Both Mr. Mandell and Ms. Consolo are alluding to the city’s demographic trends, which appear to be ripe for retail. Last year, New York welcomed 56.4 million visitors, many of whom capitalized on the incredible breadth of stores the five boroughs have to offer. Last month, New York YIMBY reported that the city is close to reaching what was projected to be its population in 2020 of nearly 8.6 million residents. Demographers suggest that the city should brace itself for when it inevitably reaches the 9 million citizens mark.
However, Ms. Consolo stressed that in most cases these stores are more than an arm’s length from their flagships. Neiman Marcus’ Last Call is in Brooklyn, far from the new Hudson Yards development. Bloomingdale’s Outlet Store will open across Central Park from the department store (which Ms. Consolo was quick to point out is “practically like opening in New Jersey.”) Macy’s Backstage pilot stores will open in Sheepshead Bay, Brooklyn and Elmhurst, Queens, with two other locations opening on Long Island. The one exception to this rule is Saks Fifth Avenue, which will have its new Downtown location at Brookfield Place only half a mile from Manhattan’s first Off-Fifth outlet at Liberty Plaza.
Retail is also regarded as a valuable amenity in a city whose neighborhoods are continuously evolving. This is reflected in where department stores are setting up their discount shops.

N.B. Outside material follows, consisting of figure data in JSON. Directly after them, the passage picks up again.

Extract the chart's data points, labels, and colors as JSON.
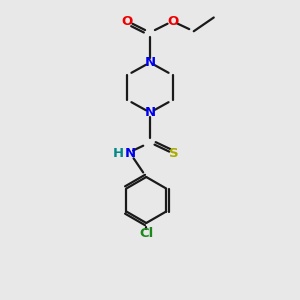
{
  "bg_color": "#e8e8e8",
  "bond_color": "#1a1a1a",
  "N_color": "#0000ee",
  "O_color": "#ee0000",
  "S_color": "#aaaa00",
  "Cl_color": "#1a8a1a",
  "H_color": "#008888",
  "bond_width": 1.6,
  "font_size": 9.5,
  "xlim": [
    0,
    10
  ],
  "ylim": [
    0,
    12
  ]
}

“Last Call is just a testament to the transformation that’s going on in Brooklyn,” said Mr. Mandell, referring to the borough’s wild popularity. The same could arguably be said about Off-Fifth’s location in Lower Manhattan; with Downtown’s resurgence and evolution into a 24/7 community, there is space for more retail players.
From a real estate perspective, the expansion of these chains has helped occupy the space vacated by big-box stores that have not survived, including Circuit City and Borders. (Ms. Consolo referred to these retailers as the “not-so-dearly departed.”)
“It’s a win-win,” she said.
So will the new Bloomingdale’s outlet on West 72nd Street survive steps away from where Loehmann’s met its end? Mr. Hodos says it remains to be seen.
“Bloomingdale’s has historically been a New York store,” he said. “It has the name Bloomingdale’s. They’re expert merchants. The people running Bloomingdale’s are very smart people … and [it] has Macy’s, Inc. behind them.” (Bloomingdale’s is owned by Macy’s, Inc.)
While it is all but impossible to predict how the influx of discount department stores will affect established players, Mr. Hodos expects that there will continue to be a large New York market for these goods, but perhaps with fewer players.
Here, Mr. Hodos sees a parallel between the discount retailers and the big-box stores.
“With the discount stores, there’s over-proliferation,” he said. “The strong ones will survive. The weak ones won’t be around. Staples has emerged as the dominant player in the office market. Petco is the dominant player in the pet market. A dozen years ago, there were five or six players in that market.”
Consolidation, Mr. Hodos said, is likely as more merchants continue to dive into the same pool.
“Just how there is in the auto industry, we’re still driving cars. There’s still Ford, Chrysler, GM. We just don’t have Pontiacs around anymore. It’s the same thing in retail.”